Ministro se reuniu com senadores por mais de três horas e disse que vai lutar para permanecer no ministério do Trabalho

Severino Motta e Adriano Ceolin, iG Brasília |

Em reunião na noite desta quarta-feira na residência do líder do PDT no Senado, Acyr Gurgacz (RO), o ministro do Trabalho, Carlos Lupi, informou ao presidente em exercício de seu partido, deputado André Figueiredo (CE), e à bancada de senadores, que vai lutar para permanecer no cargo.

Ao sair do encontro, que durou cerca de três horas, Lupi disse ao iG que "está errado" quem pensa que ele vai renunciar após dar explicações no Senado.

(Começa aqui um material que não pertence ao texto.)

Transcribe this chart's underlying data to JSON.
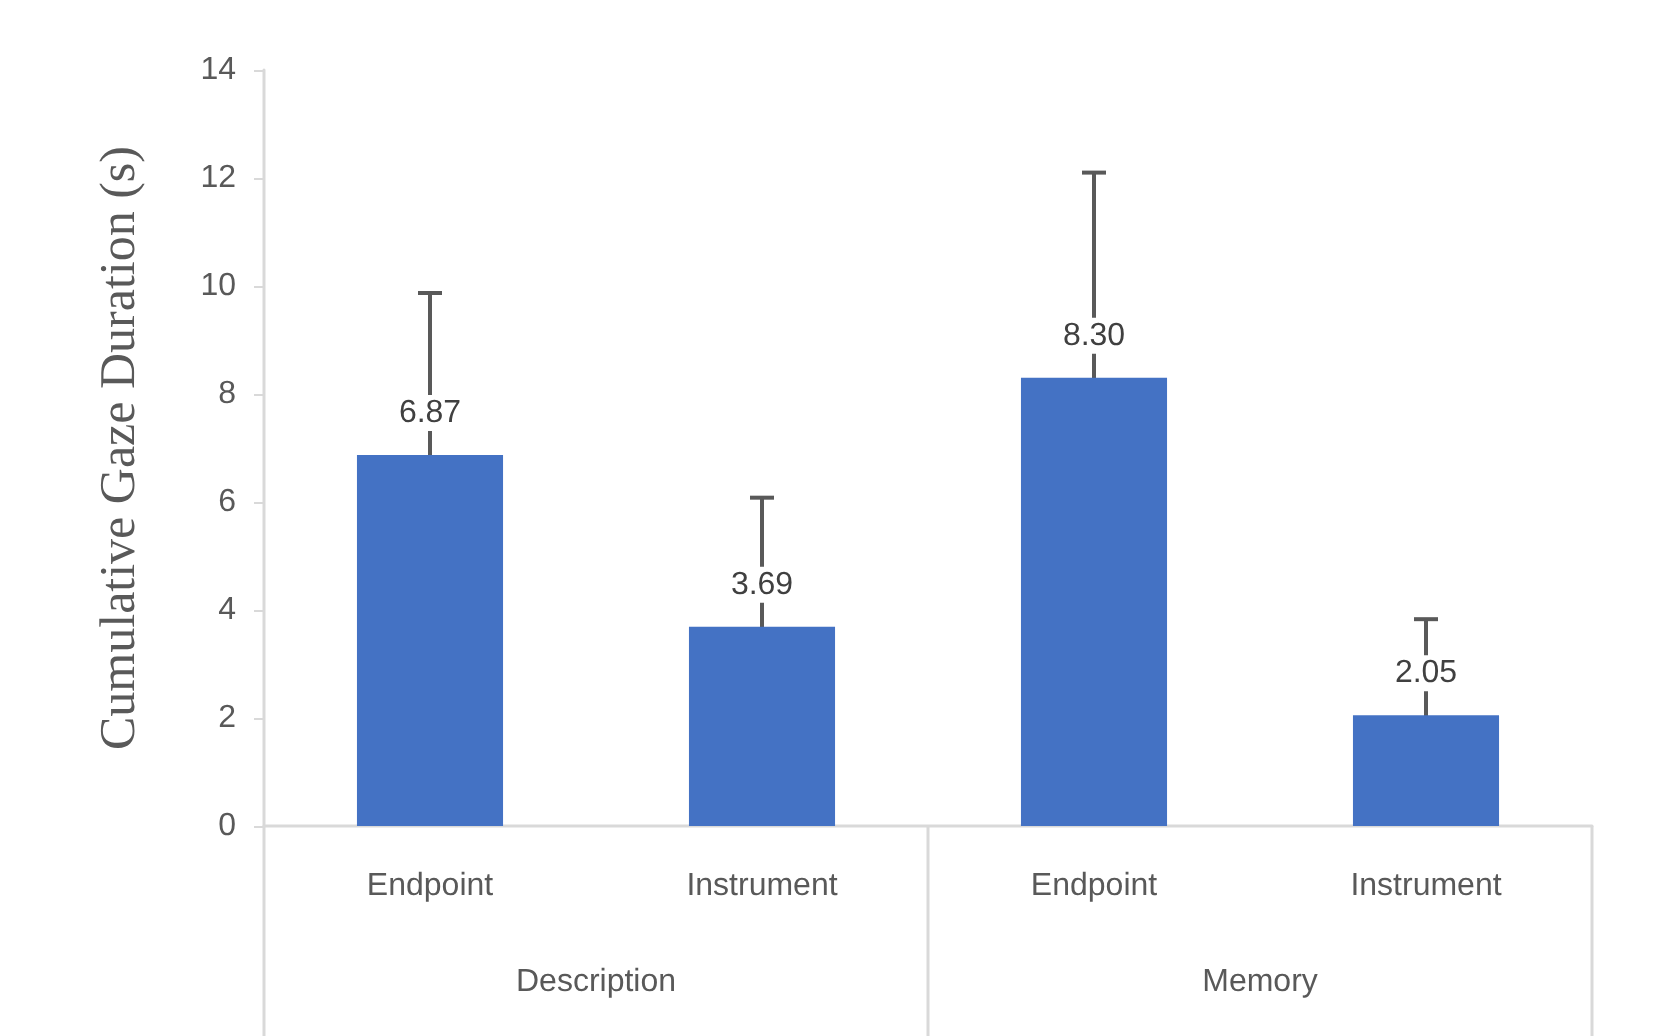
{
  "chart_data": {
    "type": "bar",
    "ylabel": "Cumulative Gaze Duration (s)",
    "categories": [
      "Endpoint",
      "Instrument",
      "Endpoint",
      "Instrument"
    ],
    "values": [
      6.87,
      3.69,
      8.3,
      2.05
    ],
    "errors": [
      3.0,
      2.39,
      3.8,
      1.78
    ],
    "value_labels": [
      "6.87",
      "3.69",
      "8.30",
      "2.05"
    ],
    "color": "#4472c4",
    "ylim": [
      0,
      14
    ],
    "yticks": [
      0,
      2,
      4,
      6,
      8,
      10,
      12,
      14
    ],
    "annotations": [
      "Description",
      "Memory"
    ],
    "grid": false
  }
}
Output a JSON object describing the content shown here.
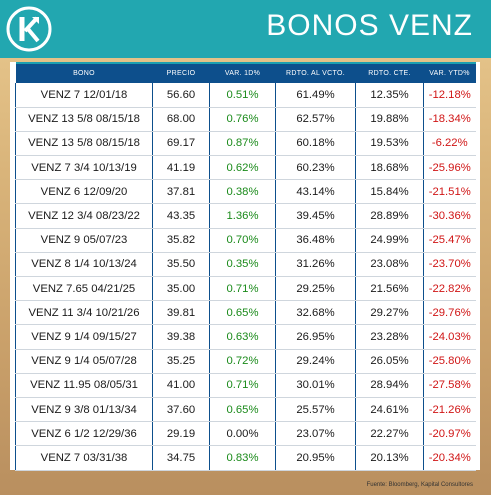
{
  "header": {
    "title": "BONOS VENZ",
    "logo_icon": "kapital-k-logo-icon",
    "brand_color": "#22a7b0"
  },
  "table": {
    "columns": [
      "BONO",
      "PRECIO",
      "VAR. 1D%",
      "RDTO. AL VCTO.",
      "RDTO. CTE.",
      "VAR. YTD%"
    ],
    "rows": [
      {
        "prefix": "VENZ 7 ",
        "suffix": "12/01/18",
        "precio": "56.60",
        "var1d": "0.51%",
        "vcto": "61.49%",
        "cte": "12.35%",
        "ytd": "-12.18%"
      },
      {
        "prefix": "VENZ 13 ",
        "suffix": "5/8 08/15/18",
        "precio": "68.00",
        "var1d": "0.76%",
        "vcto": "62.57%",
        "cte": "19.88%",
        "ytd": "-18.34%"
      },
      {
        "prefix": "VENZ 13 ",
        "suffix": "5/8 08/15/18",
        "precio": "69.17",
        "var1d": "0.87%",
        "vcto": "60.18%",
        "cte": "19.53%",
        "ytd": "-6.22%"
      },
      {
        "prefix": "VENZ 7 ",
        "suffix": "3/4 10/13/19",
        "precio": "41.19",
        "var1d": "0.62%",
        "vcto": "60.23%",
        "cte": "18.68%",
        "ytd": "-25.96%"
      },
      {
        "prefix": "VENZ 6 ",
        "suffix": "12/09/20",
        "precio": "37.81",
        "var1d": "0.38%",
        "vcto": "43.14%",
        "cte": "15.84%",
        "ytd": "-21.51%"
      },
      {
        "prefix": "VENZ 12 ",
        "suffix": "3/4 08/23/22",
        "precio": "43.35",
        "var1d": "1.36%",
        "vcto": "39.45%",
        "cte": "28.89%",
        "ytd": "-30.36%"
      },
      {
        "prefix": "VENZ 9 ",
        "suffix": "05/07/23",
        "precio": "35.82",
        "var1d": "0.70%",
        "vcto": "36.48%",
        "cte": "24.99%",
        "ytd": "-25.47%"
      },
      {
        "prefix": "VENZ 8 ",
        "suffix": "1/4 10/13/24",
        "precio": "35.50",
        "var1d": "0.35%",
        "vcto": "31.26%",
        "cte": "23.08%",
        "ytd": "-23.70%"
      },
      {
        "prefix": "VENZ 7.65 ",
        "suffix": "04/21/25",
        "precio": "35.00",
        "var1d": "0.71%",
        "vcto": "29.25%",
        "cte": "21.56%",
        "ytd": "-22.82%"
      },
      {
        "prefix": "VENZ 11 ",
        "suffix": "3/4 10/21/26",
        "precio": "39.81",
        "var1d": "0.65%",
        "vcto": "32.68%",
        "cte": "29.27%",
        "ytd": "-29.76%"
      },
      {
        "prefix": "VENZ 9 ",
        "suffix": "1/4 09/15/27",
        "precio": "39.38",
        "var1d": "0.63%",
        "vcto": "26.95%",
        "cte": "23.28%",
        "ytd": "-24.03%"
      },
      {
        "prefix": "VENZ 9 ",
        "suffix": "1/4 05/07/28",
        "precio": "35.25",
        "var1d": "0.72%",
        "vcto": "29.24%",
        "cte": "26.05%",
        "ytd": "-25.80%"
      },
      {
        "prefix": "VENZ 11.95 ",
        "suffix": "08/05/31",
        "precio": "41.00",
        "var1d": "0.71%",
        "vcto": "30.01%",
        "cte": "28.94%",
        "ytd": "-27.58%"
      },
      {
        "prefix": "VENZ 9 ",
        "suffix": "3/8 01/13/34",
        "precio": "37.60",
        "var1d": "0.65%",
        "vcto": "25.57%",
        "cte": "24.61%",
        "ytd": "-21.26%"
      },
      {
        "prefix": "VENZ 6 ",
        "suffix": "1/2 12/29/36",
        "precio": "29.19",
        "var1d": "0.00%",
        "vcto": "23.07%",
        "cte": "22.27%",
        "ytd": "-20.97%"
      },
      {
        "prefix": "VENZ 7 ",
        "suffix": "03/31/38",
        "precio": "34.75",
        "var1d": "0.83%",
        "vcto": "20.95%",
        "cte": "20.13%",
        "ytd": "-20.34%"
      }
    ]
  },
  "footer": {
    "source": "Fuente: Bloomberg, Kapital Consultores"
  },
  "colors": {
    "header_bg": "#0d4f8c",
    "positive": "#1a8a1a",
    "negative": "#d01515"
  }
}
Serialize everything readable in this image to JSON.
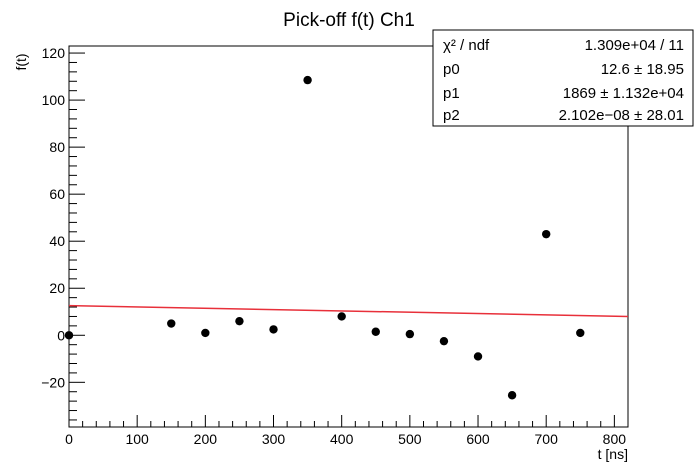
{
  "chart_data": {
    "type": "scatter",
    "title": "Pick-off f(t) Ch1",
    "xlabel": "t [ns]",
    "ylabel": "f(t)",
    "xlim": [
      0,
      820
    ],
    "ylim": [
      -39,
      123
    ],
    "xticks": [
      0,
      100,
      200,
      300,
      400,
      500,
      600,
      700,
      800
    ],
    "yticks": [
      -20,
      0,
      20,
      40,
      60,
      80,
      100,
      120
    ],
    "grid": false,
    "points": [
      {
        "x": 0,
        "y": 0
      },
      {
        "x": 150,
        "y": 5
      },
      {
        "x": 200,
        "y": 1
      },
      {
        "x": 250,
        "y": 6
      },
      {
        "x": 300,
        "y": 2.5
      },
      {
        "x": 350,
        "y": 108.5
      },
      {
        "x": 400,
        "y": 8
      },
      {
        "x": 450,
        "y": 1.5
      },
      {
        "x": 500,
        "y": 0.5
      },
      {
        "x": 550,
        "y": -2.5
      },
      {
        "x": 600,
        "y": -9
      },
      {
        "x": 650,
        "y": -25.5
      },
      {
        "x": 700,
        "y": 43
      },
      {
        "x": 750,
        "y": 1
      }
    ],
    "fit": {
      "color": "#e8303a",
      "x_range": [
        0,
        820
      ],
      "y_values": [
        12.6,
        8.0
      ]
    },
    "stats_box": {
      "placement": "top-right",
      "rows": [
        {
          "label": "χ² / ndf",
          "value": "1.309e+04 / 11"
        },
        {
          "label": "p0",
          "value": "12.6 ± 18.95"
        },
        {
          "label": "p1",
          "value": "1869 ± 1.132e+04"
        },
        {
          "label": "p2",
          "value": "2.102e−08 ± 28.01"
        }
      ]
    },
    "colors": {
      "points": "#000000",
      "fit": "#e8303a",
      "axes": "#000000"
    }
  }
}
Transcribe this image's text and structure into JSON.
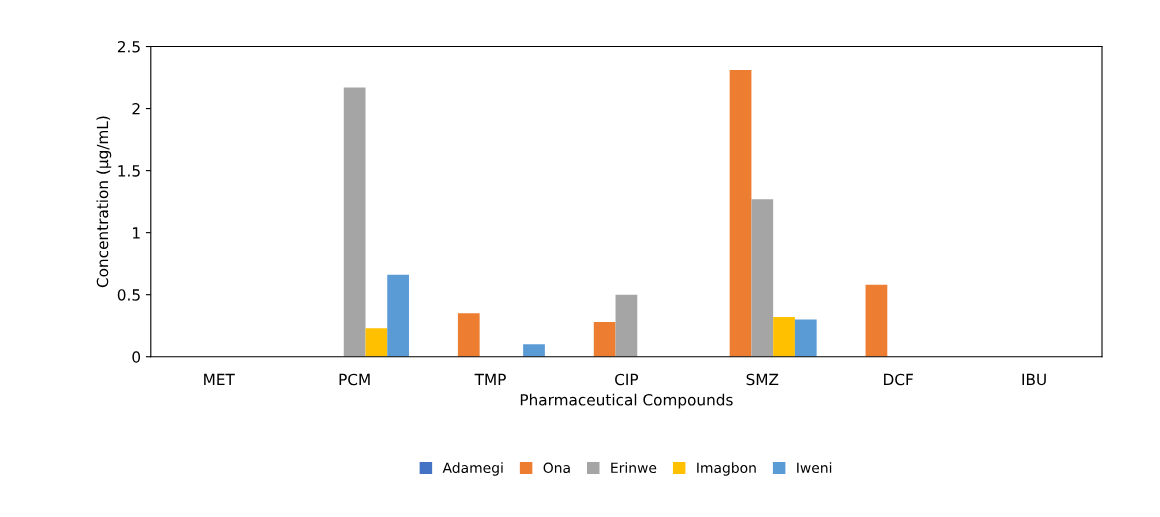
{
  "chart_data": {
    "type": "bar",
    "xlabel": "Pharmaceutical Compounds",
    "ylabel": "Concentration (µg/mL)",
    "categories": [
      "MET",
      "PCM",
      "TMP",
      "CIP",
      "SMZ",
      "DCF",
      "IBU"
    ],
    "series": [
      {
        "name": "Adamegi",
        "color": "#4472c4",
        "values": [
          0,
          0,
          0,
          0,
          0,
          0,
          0
        ]
      },
      {
        "name": "Ona",
        "color": "#ed7d31",
        "values": [
          0,
          0,
          0.35,
          0.28,
          2.31,
          0.58,
          0
        ]
      },
      {
        "name": "Erinwe",
        "color": "#a5a5a5",
        "values": [
          0,
          2.17,
          0,
          0.5,
          1.27,
          0,
          0
        ]
      },
      {
        "name": "Imagbon",
        "color": "#ffc000",
        "values": [
          0,
          0.23,
          0,
          0,
          0.32,
          0,
          0
        ]
      },
      {
        "name": "Iweni",
        "color": "#5b9bd5",
        "values": [
          0,
          0.66,
          0.1,
          0,
          0.3,
          0,
          0
        ]
      }
    ],
    "ylim": [
      0,
      2.5
    ],
    "yticks": [
      0,
      0.5,
      1,
      1.5,
      2,
      2.5
    ],
    "grid": false,
    "legend": "bottom"
  }
}
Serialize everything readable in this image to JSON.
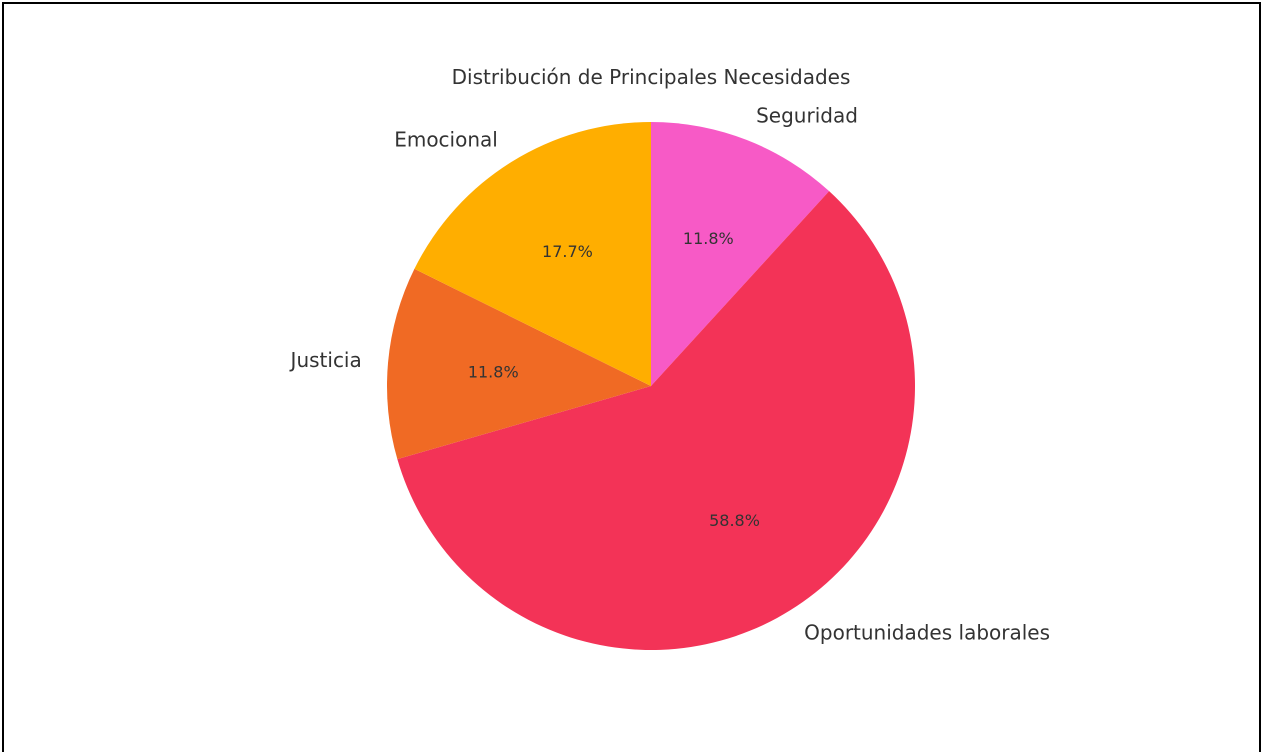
{
  "chart_data": {
    "type": "pie",
    "title": "Distribución de Principales Necesidades",
    "categories": [
      "Seguridad",
      "Oportunidades laborales",
      "Justicia",
      "Emocional"
    ],
    "values": [
      11.8,
      58.8,
      11.8,
      17.7
    ],
    "value_labels": [
      "11.8%",
      "58.8%",
      "11.8%",
      "17.7%"
    ],
    "colors": [
      "#f75ac6",
      "#f33357",
      "#f06a24",
      "#ffae00"
    ],
    "start_angle_deg": 90,
    "direction": "clockwise",
    "legend": "none"
  }
}
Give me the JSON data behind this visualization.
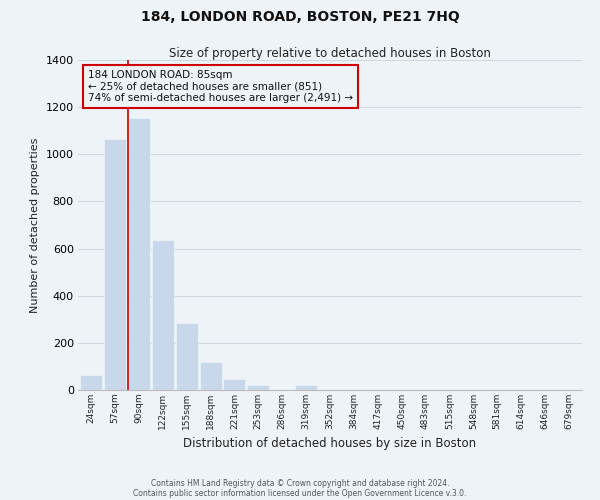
{
  "title": "184, LONDON ROAD, BOSTON, PE21 7HQ",
  "subtitle": "Size of property relative to detached houses in Boston",
  "xlabel": "Distribution of detached houses by size in Boston",
  "ylabel": "Number of detached properties",
  "bar_labels": [
    "24sqm",
    "57sqm",
    "90sqm",
    "122sqm",
    "155sqm",
    "188sqm",
    "221sqm",
    "253sqm",
    "286sqm",
    "319sqm",
    "352sqm",
    "384sqm",
    "417sqm",
    "450sqm",
    "483sqm",
    "515sqm",
    "548sqm",
    "581sqm",
    "614sqm",
    "646sqm",
    "679sqm"
  ],
  "bar_values": [
    65,
    1065,
    1155,
    635,
    285,
    120,
    47,
    22,
    0,
    22,
    0,
    0,
    0,
    0,
    0,
    0,
    0,
    0,
    0,
    0,
    0
  ],
  "bar_color": "#c8d8ea",
  "vline_color": "#cc0000",
  "vline_index": 2,
  "ylim": [
    0,
    1400
  ],
  "yticks": [
    0,
    200,
    400,
    600,
    800,
    1000,
    1200,
    1400
  ],
  "annotation_line1": "184 LONDON ROAD: 85sqm",
  "annotation_line2": "← 25% of detached houses are smaller (851)",
  "annotation_line3": "74% of semi-detached houses are larger (2,491) →",
  "footer1": "Contains HM Land Registry data © Crown copyright and database right 2024.",
  "footer2": "Contains public sector information licensed under the Open Government Licence v.3.0.",
  "grid_color": "#cdd8e3",
  "bg_color": "#eef3f8",
  "box_edge_color": "#cc0000",
  "title_fontsize": 10,
  "subtitle_fontsize": 8.5,
  "ylabel_fontsize": 8,
  "xlabel_fontsize": 8.5,
  "ytick_fontsize": 8,
  "xtick_fontsize": 6.5
}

Sem querer dar detalhes de sua defesa, quando terá de explicar sobre o uso de um avião providenciado por um dono de ONG que mantém convênios com o Ministério do Trabalho, Lupi disse apenas que "amanhã (quinta-feira) tudo será esclarecido".

De acordo com o senador Cristovam Buarque (PDT-DF), que esteve na reunião, Lupi se mostrou confiante para o depoimento. Questionado se ele ainda tinha o apoio da bancada, Cristovam respondeu que ele conta com a "confiança" dos parlamentares. O senador ainda disse que, durante o encontro, nenhum dos presentes conseguiu convencer Lupi a renunciar para evitar novos desgastes devido às denúncias feitas pela imprensa.

Com isso, a performance de Lupi no Senado torna-se decisiva para que a presidenta Dilma Rousseff o mantenha no cargo. Em reunião com a chefe do governo na manhã desta quarta-feira, Lupi garantiu que teria como se defender. O Palácio do Planalto vai aguardar a nova audiência antes de tomar uma decisão sobre o futuro do ministro.